There are over 1.2 billion young persons in the world today. It is estimated that youth make up 18 percent of the global population and 25 percent of the total working age population. About 90 per cent of young people are born in developing countries, where around half of the total population lives in rural areas. The highest average annual population growth over the last ten years was registered in Sub-Saharan Africa (2.5 per cent), the Middle East (2.2 per cent), North Africa (1.7 per cent) and South Asia (1.7 per cent). The growth of youth population is projected to reach its peak in 2035.
Of the world’s estimated 211 million unemployed people in 2009, nearly 40 per cent – or about 81 million – were between 15 to 24 years old, (ILO Global Employment Trends, January 2010). The youth unemployment rate rose drastically during the recent global economic crisis – more sharply than ever before – from 11.9 to 13.0 per cent.

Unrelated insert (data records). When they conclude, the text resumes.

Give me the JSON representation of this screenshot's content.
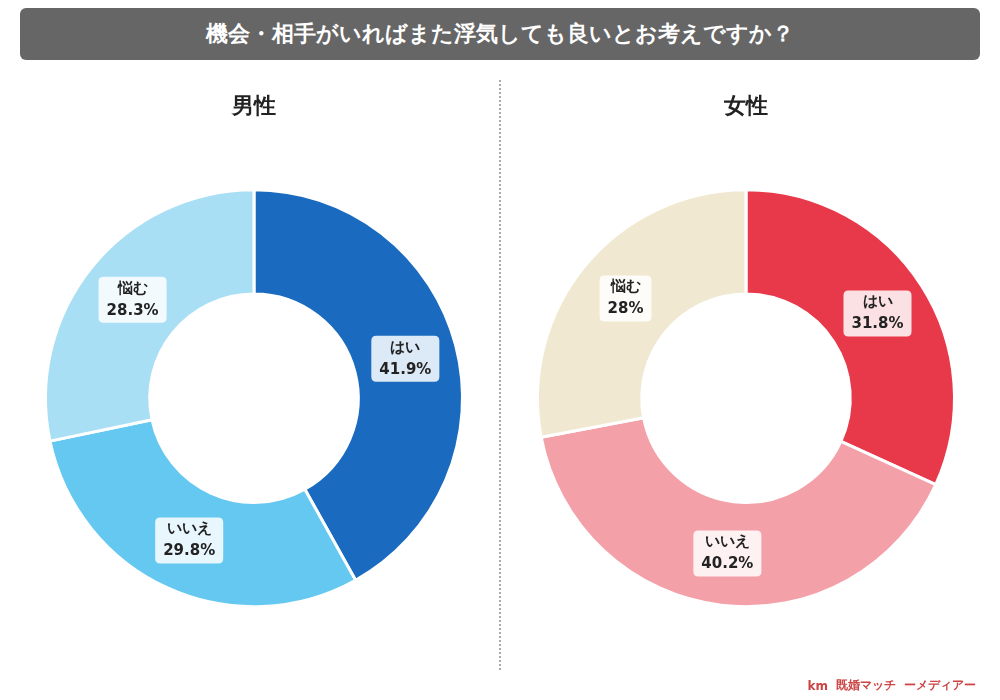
{
  "title": "機会・相手がいればまた浮気しても良いとお考えですか？",
  "annotations": [
    "km",
    "既婚マッチ",
    "ーメディアー"
  ],
  "chart_data": [
    {
      "type": "doughnut",
      "title": "男性",
      "categories": [
        "はい",
        "いいえ",
        "悩む"
      ],
      "values": [
        41.9,
        29.8,
        28.3
      ],
      "value_labels": [
        "41.9%",
        "29.8%",
        "28.3%"
      ],
      "colors": [
        "#1a6bbf",
        "#64c8f0",
        "#a8dff5"
      ],
      "data_labels": true
    },
    {
      "type": "doughnut",
      "title": "女性",
      "categories": [
        "はい",
        "いいえ",
        "悩む"
      ],
      "values": [
        31.8,
        40.2,
        28.0
      ],
      "value_labels": [
        "31.8%",
        "40.2%",
        "28%"
      ],
      "colors": [
        "#e8394a",
        "#f4a0a8",
        "#f0e8d0"
      ],
      "data_labels": true
    }
  ]
}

Unemployment is more widespread among young people living in urban areas. Unemployment is a less-affordable option for people living in rural areas, where most young workers have to accept any job in order to survive. In addition, an estimated 400 million youth worldwide – or about one third of all youth aged 15 to 24 – suffer from a deficit of decent work opportunities (Decent employment for youth is targeted in the Millennium Development Goals, Goal 1, target 1.B). The vast majority of jobs available to youth are low paid, insecure, and with few benefits or prospects for advancement.
Some 152 million young people, even if they have a job, live in households that earn less than the equivalent of USD1.25 per day (ILO Global Employment Trends for Youth, August 2010). Furthermore, in some countries there is an increase in worker discouragement among youth per capita that has led some young people to give up the job search.
In Sub-Saharan Africa and South Asia, up to 70 per cent of youth live in rural areas and half of the young labour force works in agriculture (IFAD, 2007). Although employment in agriculture declined during the decade 1998 – 2008, it still remains the main source of employment for more than half of people working in East Asia, South-East Asia and the Pacific, South Asia and Sub-Saharan Africa.
Lack of investments, to improve decent work prospects for young people in rural areas, often results in lower living standards and de-population of rural areas. The scarce availability of decent work and decent living opportunities and the little hope of a better future are the main factors pushing youth to migrate from rural to urban areas or abroad. Often, youth migration to urban areas leads to unemployment, poverty and alienation and, in some cases, to anti-social behaviours or exploitation.